Monday, October 17, 2011

VIFF 2011 Non-film Roundup

Here's some photos from my two weeks in Vancouver for the International Film Festival. Yes, I spent most of my time inside a movie theater or cranking away in a notebook or on a laptop, but here is a nominal record of some other things that made my trip and experience special.

VIFF was primarily housed in four venues, not including the Park which hosted the two 3D films in the line up. (No photo of the Park because I was too anxious about getting into both Pina and Harakiri, one of which was awesome and the other disappointing. Stay tuned if you don't already know the answer to that one.)

The massive 1200 seat Vogue Theater was the place for the premieres and hot tickets of the fest, and it routinely filled up. Built in 1941, the Vogue is a venue for mostly live performance. (Tom Morello, looking old, coming soon.) I sat in the balcony every time I was in the Vogue, and oh, what a balcony it was. For Twin Cities folks, imagine the upper half of the Riverview being a balcony - huge! I heard one projectionist complaining about sore quads from climbing up the steps to the booth.

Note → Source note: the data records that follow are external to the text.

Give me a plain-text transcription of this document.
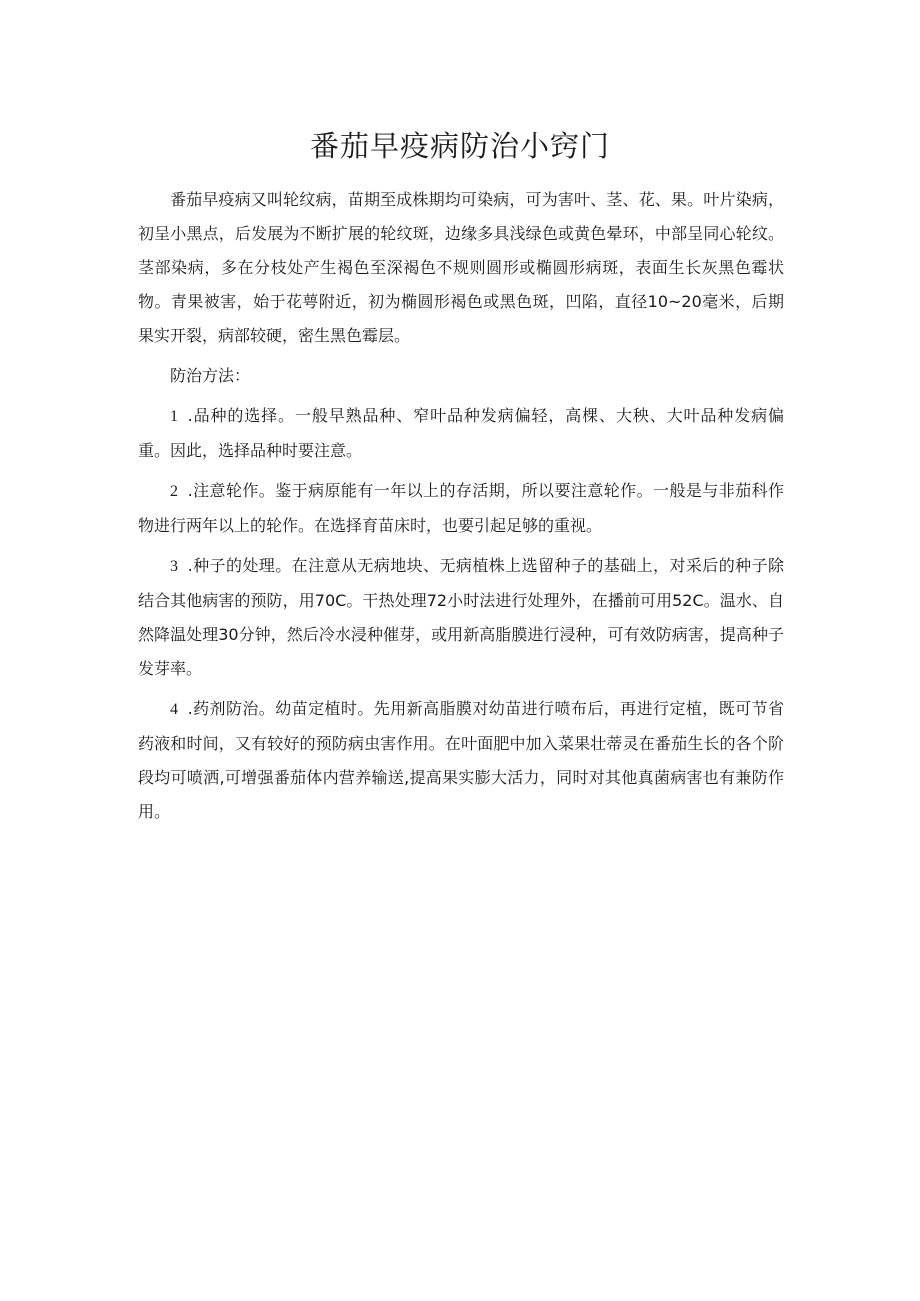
番茄早疫病防治小窍门

番茄早疫病又叫轮纹病，苗期至成株期均可染病，可为害叶、茎、花、果。叶片染病，初呈小黑点，后发展为不断扩展的轮纹斑，边缘多具浅绿色或黄色晕环，中部呈同心轮纹。茎部染病，多在分枝处产生褐色至深褐色不规则圆形或椭圆形病斑，表面生长灰黑色霉状物。青果被害，始于花萼附近，初为椭圆形褐色或黑色斑，凹陷，直径10~20毫米，后期果实开裂，病部较硬，密生黑色霉层。

防治方法：

1 .品种的选择。一般早熟品种、窄叶品种发病偏轻，高棵、大秧、大叶品种发病偏重。因此，选择品种时要注意。

2 .注意轮作。鉴于病原能有一年以上的存活期，所以要注意轮作。一般是与非茄科作物进行两年以上的轮作。在选择育苗床时，也要引起足够的重视。

3 .种子的处理。在注意从无病地块、无病植株上选留种子的基础上，对采后的种子除结合其他病害的预防，用70C。干热处理72小时法进行处理外，在播前可用52C。温水、自然降温处理30分钟，然后冷水浸种催芽，或用新高脂膜进行浸种，可有效防病害，提高种子发芽率。

4 .药剂防治。幼苗定植时。先用新高脂膜对幼苗进行喷布后，再进行定植，既可节省药液和时间，又有较好的预防病虫害作用。在叶面肥中加入菜果壮蒂灵在番茄生长的各个阶段均可喷洒,可增强番茄体内营养输送,提高果实膨大活力，同时对其他真菌病害也有兼防作用。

The more modest Pacific Cinémathèque hidden behind the foliage is also a nice theater that has regular programming similar to the Trylon: great rep series and interesting first run screenings. It has a great feel to it and super duper comfortable seats. I would be at this theater a lot if I lived in Vancouver.

Vancity Theatre is the year around venue for VIFF and it is incredibly beautiful. The seats in the Vancity are like first class airplane seats (not that I've ever traveled first class...but I've seen those seats as I walk by!) At 170 seats, Vancity was probably the smallest venue but also the nicest.
And finally, the Granville 7, also known as VIFF Central Station. This seven screen multiplex was where 90% of the action was, and everyday I was shocked at the organization and planning that went into getting hundreds of people in and out and in and out of this bottleneck. The theater doesn't look like much from the outside, but it's towering lobby with all-glass windows is really nice, especially on those days where I needed to confirm that I wasn't a vampire.

Downtown Vancouver is flush with cheap eats, some better than others. Although I dipped by toe into the many inexpensive sushi places (finding a good one down near Vancity that suited me just right a couple times), my bread and butter was $5 or less. The true object of my Vancouver food obsession was Japadog, with carts around town and a storefront on Robson.

This cart was conveniently located right outside the hotel of the VIFF media office. My favorite was the oroshi: a brat with grated daikon and soy sauce. Yum!

Here's the outside of their storefront on Robson between Richards and Seymour, but if it was too packed it didn't matter. Right next door at Viet Subs you could get an amazing bahn mi (rivaling St Paul's Saigon Cafe sandwiches) that you could easily smuggle into any theater. And on the corner is Gyudon-ya, an inexpensive rice bowl restaurant that does a bustling business. Top any of those off with a cream puff from Beard Papa's (with rotating flavors like mango, caramel, and green tea) and you will be ready to take on a day of movies.

Vancouver has nature! Not that I saw much of it, but here we are at Lynn Canyon Park, the suspension bridge that the locals go to. (Props to the good folks at the media office for this free recommendation!)

I bet you didn't know that one of those exits from Union Street Station puts you in Vancouver. Or at least it did for one morning.

In between films I worked on my behind-the-back dribble here. Steve Nash was able to give me some good pointers.

A poster in the hostel I was staying that had an unwitting VIFF 2011 theme to it. (Cough, cough. Aki Kaurismaki's most recent.) The St. Clair Hostel has done me right for the second year in a row, providing the most amazing free Thanksgiving dinner. Even if I could afford the Sutton with the film fest rock stars, I prefer the humble and mellow ambiance of the St. Clair.

And last but not least, a big shout out to my buddy Erik McClanahan who contributes to the Playlist and works for the NW Film Center in Portland. For the second year in a row, Erik and I have been festival roommates and movie comrades. I love talking to this guy about movies, even if he is over-obsessed with Drive. Above is a drawing by a panhandler made while we stood in line for tickets. The guy earned his 2 bucks.

Up next: the final tally of films, their rankings, my ramblings and link to reviews.


Sandy Nawrot said...

Hey that was a nice little tour of Vancouver! I'm really intrigued with these Japadogs. We need some of those here. 66 movies in two weeks is freaking nuts. But who am I to throw stones, since I read 150 books a year.

Joyce said...

Well, this is ONE way to find out what you've been up to!!